Isidore avait élaboré un plan très précis, dans lequel il était essentiel qu’il marquât son passage. Au hasard, il s’enquit auprès du garçon d’une rumeur prêtant à Eddy Mitchell l’intention de s’installer dans le quartier. 

 

« Eddy Mitchell ? Je ne suis pas au courant. Pourquoi, vous avez eu vent de quelque chose ?

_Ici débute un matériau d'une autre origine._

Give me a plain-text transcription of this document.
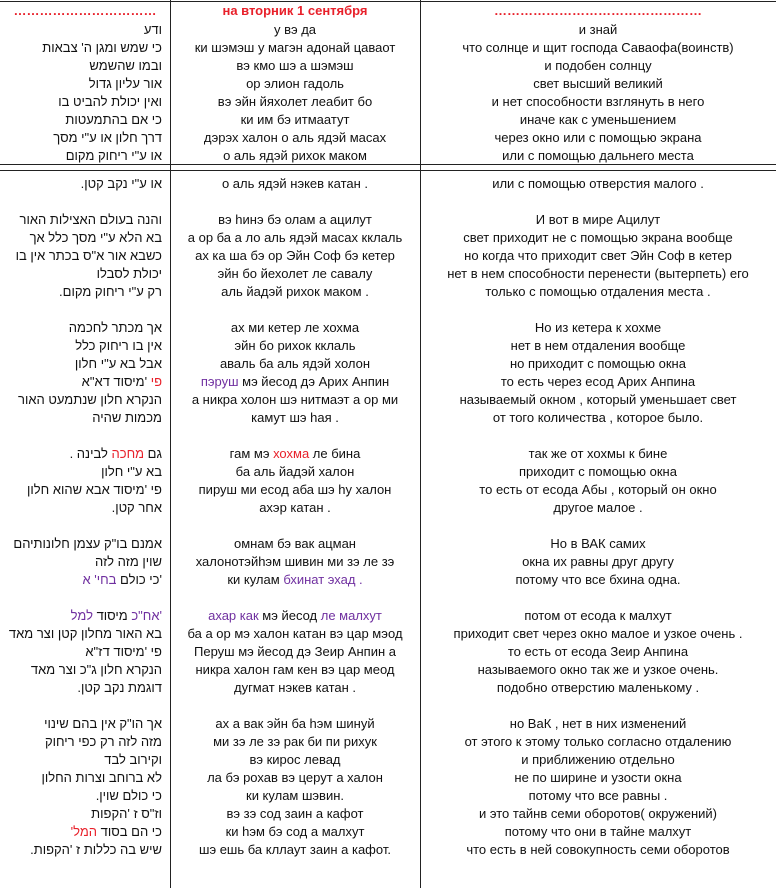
……………………………	на вторник 1 сентября	…………………………………………
ודע
כי שמש ומגן ה' צבאות
ובמו שהשמש
אור עליון גדול
ואין יכולת להביט בו
כי אם בהתמעטות
דרך חלון או ע"י מסך
או ע"י ריחוק מקום
у вэ да
ки шэмэш у магэн адонай цаваот
вэ кмо шэ а шэмэш
ор элион гадоль
вэ эйн йяхолет леабит бо
ки им бэ итмаатут
дэрэх халон о аль ядэй масах
о аль ядэй рихок маком
и знай
что солнце и щит господа Саваофа(воинств)
и подобен солнцу
свет высший великий
и нет способности взглянуть в него
иначе как с уменьшением
через окно или с помощью экрана
или с помощью дальнего места
או ע"י נקב קטן.
והנה בעולם האצילות האור
בא הלא ע"י מסך כלל אך
כשבא אור א"ס בכתר אין בו
יכולת לסבלו
רק ע"י ריחוק מקום.
אך מכתר לחכמה
אין בו ריחוק כלל
אבל בא ע"י חלון
פי 'מיסוד דא"א
הנקרא חלון שנתמעט האור
מכמות שהיה
גם מחכה לבינה .
בא ע"י חלון
פי 'מיסוד אבא שהוא חלון
אחר קטן.
אמנם בו"ק עצמן חלונותיהם
שוין מזה לזה
'כי כולם בחי' א
'אח"כ מיסוד למל
בא האור מחלון קטן וצר מאד
פי 'מיסוד דז"א
הנקרא חלון ג"כ וצר מאד
דוגמת נקב קטן.
אך הו"ק אין בהם שינוי
מזה לזה רק כפי ריחוק
וקירוב לבד
לא ברוחב וצרות החלון
כי כולם שוין.
וז"ס ז 'הקפות
כי הם בסוד המל'
שיש בה כללות ז 'הקפות.
о аль ядэй нэкев катан .
вэ hинэ бэ олам а ацилут
а ор ба а ло аль ядэй масах кклаль
ах ка ша бэ ор Эйн Соф бэ кетер
эйн бо йехолет ле савалу
аль йадэй рихок маком .
ах ми кетер ле хохма
эйн бо рихок кклаль
аваль ба аль ядэй холон
пэруш мэ йесод дэ Арих Анпин
а никра холон шэ нитмаэт а ор ми
камут шэ hая .
гам мэ хохма ле бина
ба аль йадэй халон
пируш ми есод аба шэ hу халон
ахэр катан .
омнам бэ вак ацман
халонотэйhэм шивин ми зэ ле зэ
ки кулам бхинат эхад .
ахар как мэ йесод ле малхут
ба а ор мэ халон катан вэ цар мэод
Перуш мэ йесод дэ Зеир Анпин а
никра халон гам кен вэ цар меод
дугмат нэкев катан .
ах а вак эйн ба hэм шинуй
ми зэ ле зэ рак би пи рихук
вэ кирос левад
ла бэ рохав вэ церут а халон
ки кулам шэвин.
вэ зэ сод заин а кафот
ки hэм бэ сод а малхут
шэ ешь ба кллаут заин а кафот.
или с помощью отверстия малого .
И вот в мире Ацилут
свет приходит не с помощью экрана вообще
но когда что приходит свет Эйн Соф в кетер
нет в нем способности перенести (вытерпеть) его
только с помощью отдаления места .
Но из кетера к хохме
нет в нем отдаления вообще
но приходит с помощью окна
то есть через есод Арих Анпина
называемый окном , который уменьшает свет
от того количества , которое было.
так же от хохмы к бине
приходит с помощью окна
то есть от есода Абы , который он окно
другое малое .
Но в ВАК самих
окна их равны друг другу
потому что все бхина одна.
потом от есода к малхут
приходит свет через окно малое и узкое очень .
то есть от есода Зеир Анпина
называемого окно так же и узкое очень.
подобно отверстию маленькому .
но ВаК , нет в них изменений
от этого к этому только согласно отдалению
и приближению отдельно
не по ширине и узости окна
потому что все равны .
и это тайнв семи оборотов( окружений)
потому что они в тайне малхут
что есть в ней совокупность семи оборотов
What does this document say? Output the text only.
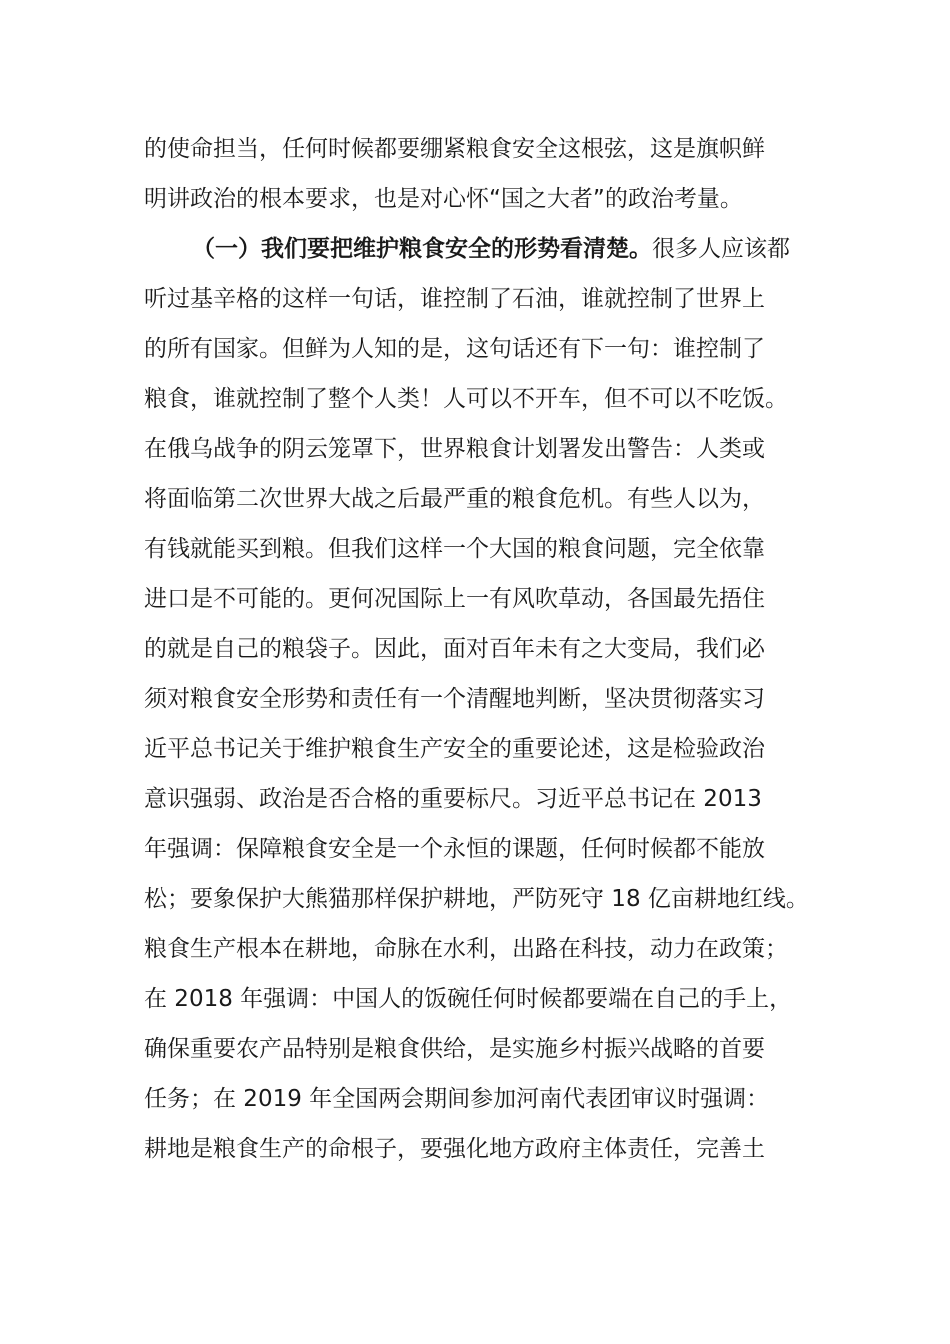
的使命担当，任何时候都要绷紧粮食安全这根弦，这是旗帜鲜
明讲政治的根本要求，也是对心怀“国之大者”的政治考量。
（一）我们要把维护粮食安全的形势看清楚。很多人应该都
听过基辛格的这样一句话，谁控制了石油，谁就控制了世界上
的所有国家。但鲜为人知的是，这句话还有下一句：谁控制了
粮食，谁就控制了整个人类！人可以不开车，但不可以不吃饭。
在俄乌战争的阴云笼罩下，世界粮食计划署发出警告：人类或
将面临第二次世界大战之后最严重的粮食危机。有些人以为，
有钱就能买到粮。但我们这样一个大国的粮食问题，完全依靠
进口是不可能的。更何况国际上一有风吹草动，各国最先捂住
的就是自己的粮袋子。因此，面对百年未有之大变局，我们必
须对粮食安全形势和责任有一个清醒地判断，坚决贯彻落实习
近平总书记关于维护粮食生产安全的重要论述，这是检验政治
意识强弱、政治是否合格的重要标尺。习近平总书记在 2013
年强调：保障粮食安全是一个永恒的课题，任何时候都不能放
松；要象保护大熊猫那样保护耕地，严防死守 18 亿亩耕地红线。
粮食生产根本在耕地，命脉在水利，出路在科技，动力在政策；
在 2018 年强调：中国人的饭碗任何时候都要端在自己的手上，
确保重要农产品特别是粮食供给，是实施乡村振兴战略的首要
任务；在 2019 年全国两会期间参加河南代表团审议时强调：
耕地是粮食生产的命根子，要强化地方政府主体责任，完善土
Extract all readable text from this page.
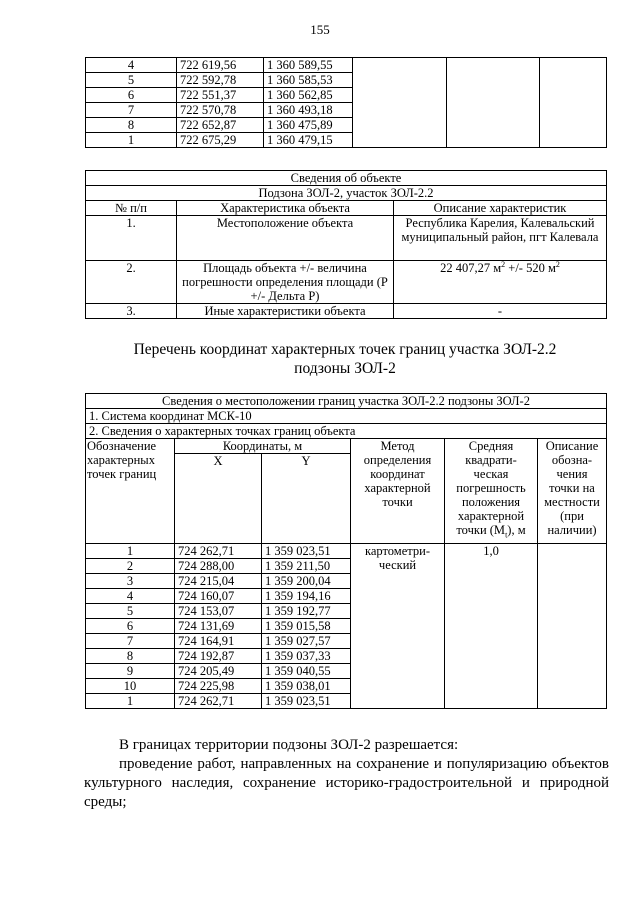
155
4	722 619,56	1 360 589,55			
5	722 592,78	1 360 585,53			
6	722 551,37	1 360 562,85			
7	722 570,78	1 360 493,18			
8	722 652,87	1 360 475,89			
1	722 675,29	1 360 479,15			
Сведения об объекте		
Подзона ЗОЛ-2, участок ЗОЛ-2.2		
№ п/п	Характеристика объекта	Описание характеристик
1.	Местоположение объекта	Республика Карелия, Калевальский муниципальный район, пгт Калевала
2.	Площадь объекта +/- величина погрешности определения площади (Р +/- Дельта Р)	22 407,27 $м^2$ +/- 520 $м^2$
3.	Иные характеристики объекта	-
Перечень координат характерных точек границ участка ЗОЛ-2.2
подзоны ЗОЛ-2
Сведения о местоположении границ участка ЗОЛ-2.2 подзоны ЗОЛ-2					
1. Система координат МСК-10					
2. Сведения о характерных точках границ объекта					
Обозначение характерных точек границ	Координаты, м		Метод определения координат характерной точки	Средняя квадрати-ческая погрешность положения характерной точки $(M_t)$, м	Описание обозна-чения точки на местности (при наличии)
	X	Y			
1	724 262,71	1 359 023,51	картометри-ческий	1,0	
2	724 288,00	1 359 211,50			
3	724 215,04	1 359 200,04			
4	724 160,07	1 359 194,16			
5	724 153,07	1 359 192,77			
6	724 131,69	1 359 015,58			
7	724 164,91	1 359 027,57			
8	724 192,87	1 359 037,33			
9	724 205,49	1 359 040,55			
10	724 225,98	1 359 038,01			
1	724 262,71	1 359 023,51			
В границах территории подзоны ЗОЛ-2 разрешается:
проведение работ, направленных на сохранение и популяризацию объектов культурного наследия, сохранение историко-градостроительной и природной среды;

— Je connais personnellement un de ses musiciens. Mais comme il est un peu fantasque, je voulais recouper l’info. »

 

De retour au comptoir, le garçon glissa quelques mots au patron. Isidore finit son express et sortit en les saluant l’un et l’autre au passage. Le serveur lui fit un clin d’oeil en dressant le pouce. 

 

 

Satisfait, Isidore rejoignit prestement le parc des Buttes-Chaumont. Il programma un second voyage pour le 13 mai à 11 heures. 61 heures s’y seraient écoulées depuis le drame. Soit 17 de plus que les 44 heures affichées par chronomètre. Pour le précédent, c’était 6 de moins.

 

Dès qu’il fut à destination il rejoignit un Coq-Hardi moins fréquenté que la veille. Ni le garçon, ni le patron ne le reconnurent. Pourtant « la veille », il s’était fait remarquer en évoquant Eddy Mitchell. 

 

 

La une des quotidiens annonçaient qu’à l’appel de la CGT et de la CFDT, les ouvriers rejoindraient les étudiants où étaient attendus plus de 600000 participants. La date du 13 mai n’avait pas été choisie au hasard. 10 ans plus tôt, le 13 mai 1958, les Algérois d'origine européenne en appellent au général de Gaulle pour maintenir la souveraineté de la France sur l'Algérie

 

Isidore acheta le Parisien, commanda un express, et s’installa en fond de salle. Un article revenait avec quelques photos-choc sur le bilan de la nuit des barricades, mais il y chercha vainement une référence à Cohn-Bendit. En revanche le leader du mouvement du 22 mars était cité dans un entrefilet concernant les notabilités attendues en tête de la manifestation.

 

« J’espère que ça ne va se terminer comme vendredi dit-il au garçon qui venait de lui servir son express.

— Je ne pense pas, le service d’ordre de la CGT veillera au grain.

— Georges Seguy est tout de même d’une autre dimension que leur Cohn-Bendit.

— Je suis d’accord avec vous. 

— Il vous reste un exemplaire du JDD d’hier ?

— Je vais voir ça. »

 

Le serveur revint en agitant joyeusement le journal.

 

« Vous avez de la chance. Il en restait un.

— Merci. »

 

Daté du même jour, c’était le même journal que celui qu’il venait d’acheter moins d’une heure plus tôt. Mais la Une en était radicalement différente. Il n’y était nullement question du décés de Cohn-Bendit ni de l’apaisement du Quartier Latin. Au contraire, des photos racoleuses illustraient la violence de la Nuit des barricades. Un article endétaillait le bilan : 125 voitures détériorées, 63 incendiées, des rues dévastées et dépavées comme après une scène de guerre, 247 policiers blessés, sans compter les manifestants. 469 personnes interpellées.

 

L’expérience était concluante. Isidore, qui ne tenait pas particulièrement à participer à une seconde manif rejoignit son siècle afin d’en mettre en forme les conclusions.